Why static machine identities are a liability for embeddings
Because a machine identity is issued once and lives indefinitely, an attacker who discovers the token can replay embedding requests forever. The token also bypasses any human‑in‑the‑loop review, so sensitive snippets can be vectorized and later reconstructed through similarity queries. In many organizations the token is hard‑coded into build scripts, meaning that even after a developer departs the credential remains active.
Beyond theft, static credentials make it impossible to know which piece of code generated a particular vector. Auditors cannot answer questions like “who sent this document to the embedding service on Tuesday?” without a dedicated logging layer, and the organization loses the ability to enforce data‑loss‑prevention policies on the fly.
Machine identity requirements for a secure data path
The first line of defense is to treat the embedding service as a protected resource and place a gate that every request must cross. That gate should:
- Validate the machine identity against an identity provider at the moment of request.
- Issue short‑lived, just‑in‑time credentials so that a token cannot be reused after the operation completes.
- Record the full request and response metadata for later replay or audit.
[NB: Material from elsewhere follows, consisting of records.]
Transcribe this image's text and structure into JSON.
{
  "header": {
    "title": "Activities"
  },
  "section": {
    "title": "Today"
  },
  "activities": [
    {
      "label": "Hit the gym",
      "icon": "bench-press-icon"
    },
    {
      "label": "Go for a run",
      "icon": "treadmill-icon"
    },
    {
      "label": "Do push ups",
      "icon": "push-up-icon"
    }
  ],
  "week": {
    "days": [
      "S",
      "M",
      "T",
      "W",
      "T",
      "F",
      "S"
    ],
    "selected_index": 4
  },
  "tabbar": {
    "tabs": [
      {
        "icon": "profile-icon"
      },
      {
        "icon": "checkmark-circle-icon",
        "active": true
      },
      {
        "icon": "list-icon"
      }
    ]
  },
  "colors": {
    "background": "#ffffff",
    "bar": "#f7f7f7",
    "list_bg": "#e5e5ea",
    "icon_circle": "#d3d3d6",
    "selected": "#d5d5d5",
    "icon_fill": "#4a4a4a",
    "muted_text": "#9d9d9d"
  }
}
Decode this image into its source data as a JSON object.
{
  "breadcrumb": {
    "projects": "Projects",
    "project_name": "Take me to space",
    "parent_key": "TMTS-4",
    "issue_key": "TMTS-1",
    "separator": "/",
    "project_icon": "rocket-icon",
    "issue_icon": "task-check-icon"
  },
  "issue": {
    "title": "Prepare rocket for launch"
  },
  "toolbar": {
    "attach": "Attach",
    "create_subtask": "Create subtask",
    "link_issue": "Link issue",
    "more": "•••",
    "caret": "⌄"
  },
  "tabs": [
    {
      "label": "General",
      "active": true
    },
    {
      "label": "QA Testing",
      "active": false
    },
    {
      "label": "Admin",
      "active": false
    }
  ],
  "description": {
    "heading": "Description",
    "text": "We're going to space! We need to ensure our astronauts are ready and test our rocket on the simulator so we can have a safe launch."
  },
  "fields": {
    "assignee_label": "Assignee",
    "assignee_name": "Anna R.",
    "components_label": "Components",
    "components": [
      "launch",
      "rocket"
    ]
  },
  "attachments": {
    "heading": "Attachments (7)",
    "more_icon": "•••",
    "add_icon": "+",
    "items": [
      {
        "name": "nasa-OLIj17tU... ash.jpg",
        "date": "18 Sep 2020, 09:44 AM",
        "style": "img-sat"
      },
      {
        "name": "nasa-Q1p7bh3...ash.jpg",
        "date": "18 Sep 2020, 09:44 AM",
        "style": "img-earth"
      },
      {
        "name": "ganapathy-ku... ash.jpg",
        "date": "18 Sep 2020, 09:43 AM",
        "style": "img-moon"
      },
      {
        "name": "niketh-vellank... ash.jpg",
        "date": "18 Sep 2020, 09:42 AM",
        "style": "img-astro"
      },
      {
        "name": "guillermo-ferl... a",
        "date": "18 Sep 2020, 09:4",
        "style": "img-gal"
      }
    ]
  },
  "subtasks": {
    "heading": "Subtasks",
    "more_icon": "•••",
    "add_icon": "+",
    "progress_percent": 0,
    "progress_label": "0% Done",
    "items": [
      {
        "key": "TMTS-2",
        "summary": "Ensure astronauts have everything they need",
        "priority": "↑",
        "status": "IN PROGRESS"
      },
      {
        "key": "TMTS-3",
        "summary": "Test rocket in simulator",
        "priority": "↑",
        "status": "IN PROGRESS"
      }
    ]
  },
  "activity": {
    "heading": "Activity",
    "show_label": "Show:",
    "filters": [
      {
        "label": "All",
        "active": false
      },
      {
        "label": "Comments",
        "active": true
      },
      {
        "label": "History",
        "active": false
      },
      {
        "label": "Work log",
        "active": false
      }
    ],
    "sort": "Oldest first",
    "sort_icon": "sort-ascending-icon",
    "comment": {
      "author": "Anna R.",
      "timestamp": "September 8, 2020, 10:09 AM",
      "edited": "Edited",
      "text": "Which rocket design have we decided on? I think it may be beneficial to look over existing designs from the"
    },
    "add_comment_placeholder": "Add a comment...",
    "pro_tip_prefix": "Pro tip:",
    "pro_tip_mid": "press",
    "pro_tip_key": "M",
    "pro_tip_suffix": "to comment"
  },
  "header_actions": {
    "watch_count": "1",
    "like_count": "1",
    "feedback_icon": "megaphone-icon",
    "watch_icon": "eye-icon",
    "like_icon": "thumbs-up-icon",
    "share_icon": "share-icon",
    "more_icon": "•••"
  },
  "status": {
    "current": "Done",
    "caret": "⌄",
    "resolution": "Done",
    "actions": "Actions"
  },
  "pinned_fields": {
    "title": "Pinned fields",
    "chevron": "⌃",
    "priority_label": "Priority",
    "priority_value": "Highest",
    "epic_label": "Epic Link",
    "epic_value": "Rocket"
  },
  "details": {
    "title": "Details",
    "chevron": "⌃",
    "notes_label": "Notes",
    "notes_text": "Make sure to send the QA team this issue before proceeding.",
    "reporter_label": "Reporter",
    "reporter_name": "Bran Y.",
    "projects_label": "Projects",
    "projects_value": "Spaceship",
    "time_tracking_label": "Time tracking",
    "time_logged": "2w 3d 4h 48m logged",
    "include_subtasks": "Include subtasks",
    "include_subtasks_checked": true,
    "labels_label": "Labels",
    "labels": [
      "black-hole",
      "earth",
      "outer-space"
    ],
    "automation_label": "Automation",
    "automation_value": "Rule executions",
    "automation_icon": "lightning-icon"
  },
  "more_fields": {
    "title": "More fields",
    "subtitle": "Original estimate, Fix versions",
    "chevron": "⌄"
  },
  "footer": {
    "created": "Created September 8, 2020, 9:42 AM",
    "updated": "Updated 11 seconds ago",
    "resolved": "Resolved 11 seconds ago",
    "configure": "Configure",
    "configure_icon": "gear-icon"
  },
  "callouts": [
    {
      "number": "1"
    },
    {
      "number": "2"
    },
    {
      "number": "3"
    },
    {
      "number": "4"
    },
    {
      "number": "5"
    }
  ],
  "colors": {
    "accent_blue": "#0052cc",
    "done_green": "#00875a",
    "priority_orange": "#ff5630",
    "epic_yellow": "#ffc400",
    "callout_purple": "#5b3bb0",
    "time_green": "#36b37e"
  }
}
- Inspect the payload and mask any fields that match regulated patterns before they reach the embedding engine.
- Require an explicit approval step for high‑risk inputs, such as documents containing health information or financial data.
Only a component that sits in the data path can guarantee that every call is subject to those controls. Identity verification alone, performed by an IdP, does not enforce masking or approval because the request flows directly to the embedding backend.